1. ## Why are my answers wrong?

1) A quadratic equation in two variables always have two possible solutions in any number system.

My answer: False, it has no solution when a = 0.

2) All equations in two variables, such that both variables have maximum exponent as 2 and minimum as zero represents an equation of a circle.

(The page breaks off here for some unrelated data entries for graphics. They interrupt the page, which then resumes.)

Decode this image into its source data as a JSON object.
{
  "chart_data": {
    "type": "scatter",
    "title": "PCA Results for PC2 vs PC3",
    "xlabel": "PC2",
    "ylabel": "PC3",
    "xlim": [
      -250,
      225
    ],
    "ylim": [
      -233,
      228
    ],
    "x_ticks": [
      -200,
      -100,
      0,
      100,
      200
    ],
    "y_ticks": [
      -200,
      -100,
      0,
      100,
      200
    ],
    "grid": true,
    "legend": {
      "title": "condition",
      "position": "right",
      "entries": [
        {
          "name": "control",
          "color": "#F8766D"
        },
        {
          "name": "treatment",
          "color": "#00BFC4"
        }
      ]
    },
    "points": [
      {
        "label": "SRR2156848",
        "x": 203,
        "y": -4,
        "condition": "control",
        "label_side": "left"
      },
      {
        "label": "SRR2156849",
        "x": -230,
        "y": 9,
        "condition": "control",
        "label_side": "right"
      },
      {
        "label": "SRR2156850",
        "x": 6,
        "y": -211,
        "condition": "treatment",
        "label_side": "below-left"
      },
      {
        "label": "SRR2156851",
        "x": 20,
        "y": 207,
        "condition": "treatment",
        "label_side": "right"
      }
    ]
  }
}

My answer: False, in equation of a circle, when exponent is 0, (x-h)^0+(y-k)^0=r^2 is not a circle

3) Find the composition of the function as indicated, find domain of composite function and explain your answer(s).

f(x) = ( (4x^2) - 2) / (-4 + 8x)
g(x) = ( (9x^2) -9) / (-12+6x)
Find fog and fof

2. Originally Posted by mwok
1)

3) Find the composition of the function as indicated, find domain of composite function and explain your answer(s).

f(x) = ( (4x^2) - 2) / (-4 + 8x)
g(x) = ( (9x^2) -9) / (-12+6x)
Find fog and fof
$f\left( x \right) = \frac{{4x^2 - 2}}
{{ - 4 + 8x}} = \frac{{2\left( {2x^2 - 1} \right)}}
{{2\left( {4x - 2} \right)}} = \frac{{2x^2 - 1}}
{{4x - 2}} \hfill \\$

$g\left( x \right) = \frac{{9x^2 - 9}}
{{ - 12 + 6x}} = \frac{{3x^2 - 3}}
{{2x - 4}} \hfill \\$

$fog = f\left( {g\left( x \right)} \right) = \frac{{2\left( {\frac{{3x^2 - 3}}
{{2x - 4}}} \right)^2 - 1}}
{{4\left( {\frac{{3x^2 - 3}}
{{2x - 4}}} \right) - 2}} \hfill \\$

$fog = \frac{{2\left( {3x^2 - 3} \right)^2 - \left( {2x - 4} \right)^2 }}
{{4\left( {3x^2 - 3} \right)\left( {2x - 4} \right) - 2\left( {2x - 4} \right)^2 }} \hfill \\$

$= \frac{{2\left( {9x^4 - 18x^2 + 9} \right) - \left( {4x^2 - 16x + 16} \right)}}
{{2\left( {2x - 4} \right)\left[ {2\left( {3x^2 - 3} \right) - \left( {2x - 4} \right)} \right]}} \hfill \\$

$= \frac{{18x^4 - 36x^2 + 18 - 4x^2 + 16x - 16}}
{{2\left( {2x - 4} \right)\left( {6x^2 - 6 - 2x + 4} \right)}} \hfill \\$

$= \frac{{18x^4 - 40x^2 + 16x + 2}}
{{2\left( {2x - 4} \right)\left( {6x^2 - 2x - 2} \right)}} \hfill \\$

$= \frac{{9x^4 - 20x^2 + 8x + 1}}
{{\left( {2x - 4} \right)\left( {6x^2 - 2x - 2} \right)}} \hfill \\$

$= \frac{{9x^4 - 20x^2 + 8x + 1}}
{{4\left( {x - 2} \right)\left( {3x^2 - x - 1} \right)}} \hfill \\$

${\text{For domain, }}x \ne 2,{\text{ and }}3x^2 - x - 1 \ne 0 \hfill \\$

$\Rightarrow x \ne 2,{\text{ and }}x \ne \frac{{1 \pm \sqrt {1^2 - 4\left( 3 \right)\left( { - 1} \right)} }}
{{2\left( 3 \right)}} \hfill \\$

$\Rightarrow x \ne 2,{\text{ and }}x \ne \frac{{1 \pm \sqrt {13} }}
{6} \hfill \\$

${\text{Now, }} \hfill \\$

$fof = f\left( {f\left( x \right)} \right) = \frac{{2\left( {\frac{{2x^2 - 1}}
{{4x - 2}}} \right)^2 - 1}}
{{4\left( {\frac{{2x^2 - 1}}
{{4x - 2}}} \right) - 2}} \hfill \\$

${\text{simplify further}}{\text{.}} \hfill \\$

3. (1) If a = 0, you would no longer have a quadratic which is what the question is asking for.